Tuesday, August 19th, 2014

Well it’s mid-August, and that means kids are going back to school. I know many parents are happy about getting the kids out of the house, but money will need to be spent on pens, notebooks and making sure kids show up to school in the latest styles.

So I thought I’d take a look at teen retailer Abercrombie and Fitch(NYSE: ANF).

The stock currently trades about $41 per share. Over the past year, it has been as high as $49.56 with a 52-week low of $31.14. The market cap is on the smaller side at $3 billion.

For those of you who don’t recognize the Abercrombie and Fitch name, this company operates more than one thousand stores throughout the United States, Canada, Europe, Asia and Australia. It also owns Hollister and Gilly Hicks Brand. I also thought it was interesting that this company has been around since 1892 is headquartered in New Albany, Ohio.

Turning to the numbers, I nearly fell off my chair when I saw the PE ratio for the last 12 months coming in at 96.74, well above the industry at 20.1. Price to sales made me feel better, checking in at 0.73 versus the industry at 1.3.

Price to book value also favors the company at 1.9 versus the higher industry at 5.6.

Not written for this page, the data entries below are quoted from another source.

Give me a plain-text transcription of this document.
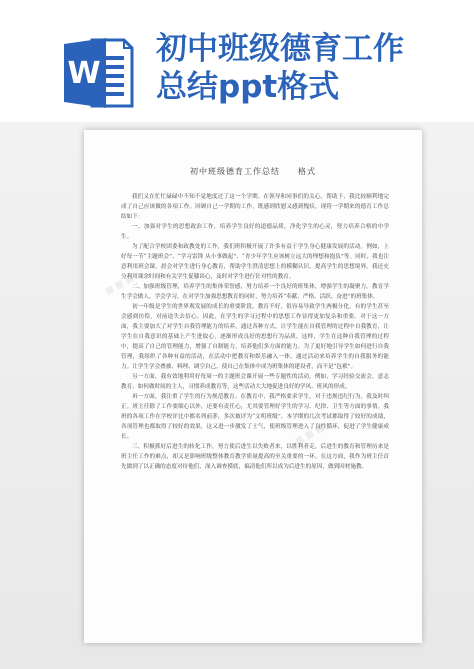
W
初中班级德育工作
总结ppt格式
▦ ▦ ▦
▦ ▦ ▦
初中班级德育工作总结 格式

我们又在忙忙碌碌中不知不觉地度过了这一个学期。在领导和同事们的关心、帮助下，我比较顺利地完成了自己应该做的各项工作。回顾自己一学期的工作，既感到欣慰又感到愧疚。现将一学期来的德育工作总结如下：

一、加强对学生的思想政治工作，培养学生良好的道德品质，净化学生的心灵，努力培养合格的中学生。

为了配合学校团委和政教处的工作，我们班积极开展了许多有益于学生身心健康发展的活动。例如，上好每一节“主题班会”、“学习雷锋 从小事做起”、“青少年学生应该树立远大的理想和抱负”等。同时，我也注意利用班会课，晨会对学生进行身心教育，帮助学生澄清思想上的模糊认识，提高学生的思想境界。我还充分利用课余时间和有关学生促膝谈心，及时对学生进行针对性的教育。

二、加强班级管理，培养学生的集体荣誉感，努力培养一个良好的班集体，增强学生的凝聚力。教育学生学会做人，学会学习，在对学生加强思想教育的同时，努力培养“奉献、严格、活跃、奋进”的班集体。

初一年级是学生的世界观发展的成长的重要阶段，教育不好，很容易导致学生两极分化。有的学生甚至会感到彷徨，对前途失去信心。因此，在学生的学习过程中的思想工作显得更加复杂和重要。对于这一方面，我主要加大了对学生自我管理能力的培养，通过各种方式，让学生能在自我管理的过程中自我教育，让学生在自我意识的基础上产生进取心，逐渐形成良好的思想行为品质。这样，学生在这种自我管理的过程中，提高了自己的管理能力，增强了自制能力，培养他们多方面的能力。为了更好地引导学生如何进行自我管理，我组织了各种有益的活动，在活动中把教育和娱乐融入一体，通过活动来培养学生的自我服务的能力。让学生学会叠被、料理、调空自己，使自己在集体中成为班集体的建设者，而不是“包袱”。

另一方面，我有效地利用好每周一的主题班会课开展一些专题性的活动，例如，学习经验交流会，意志教育，如何做时间的主人，习惯养成教育等，这些活动大大地促进良好的学风、班风的形成。

再一方面，我注重了学生的行为规范教育。在教育中，我严格要求学生，对于违规违纪行为，我及时纠正。班主任除了工作要细心以外，还要有责任心，尤其要管理好学生的学习、纪律、卫生等方面的事情。我班的各项工作在学校评比中都名列前茅，多次被评为“文明班级”。本学期的几次考试都取得了较好的成绩，各项管理也都取得了较好的效果，这又进一步激发了士气，使班级管理进入了良性循环，促进了学生健康成长。

三、积极抓好后进生的转化工作，努力使后进生以失败者来，以胜利者走，后进生的教育和管理历来是班主任工作的难点，却又是影响班级整体教育教学质量提高的至关重要的一环。在这方面，我作为班主任首先做到了以正确的态度对待他们，深入调查摸底，搞清他们所以成为后进生的原因，做到因材施教。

In the last valuation ratio, which is price to cash flow, it, too, favors the company at 11.0 versus 13.24 for the industry. The company does pay a 2 percent dividend and currently uses 160 percent of the earnings over the last 12 months to pay out that dividend.

Over the last 12 months, sales fell by 7.4 percent when the industry saw its sales increase 3.6 percent.

Earnings-per-share year over year for the last 12 months fell by 86 percent when the industry fell by 6.3 percent. After seeing the high price-earnings ratio over the last 12 months along with the earnings per share falling 86 percent, I decided to look at the income statement to see if there was an usual expense that would cause this.

In the quarter ending February 2014, the company took a restructuring charge of $81 million along with an asset impairment charge of $46.7 million. The company also had a $24 million loss for the recent quarter ending May 2014, and a $15.6 million loss for the quarter ending November 2013.

Moving on to the balance sheet, the current ratio looks good for the company at 2.24 -- just less than the industry average of 2.35. Total debt to equity is very good for Abercrombie at 12.4 verses 34.3 for the industry.

Due to the write-offs and the losses over the last couple of quarters, return on equity for Abercrombie is very low -- 2.3 percent compared with 22.9 percent for the industry. Also low because of the write-offs was the net profit margin, which checked in at 0.93 percent, or roughly one-sixth the industry average of 6.4 percent.

Turning to efficiency, Abercrombie has done a very good job collecting on its receivables. Over the last 12 months, the receivable turnover rate is 51 -- more than twice the industry average of 20 times. Inventory turnover for Abercrombie is okay at 3.3 times over the last 12 months, slightly under the industry at 3.4 times.

Looking out to January 2016, fiscal year ending earnings are estimated to be $2.81 per share based on the mean average by 37 analysts. Using a forward multiple of 16.5 times earnings, target sell price on this company is $46.37. While the stock at current levels is not expensive, the potential gain based on the target sell price is only about 13 to 14 percent -- in my opinion, not worth taking the risk.

Over the last four quarters, the company beat the quarterly earnings estimate three out of four times, sometimes by as much as a 30 percent. The peg ratio looks attractive at 0.97, telling investors that they are not paying that much for the future growth over the next five years.

So while teens and parents may be doing back-to-school shopping, the time to buy this company was in January, after the holiday season, when the stock was bouncing around the low 30s.

It does not appear to be a good time to shop for companies that may benefit from back-to-school shopping.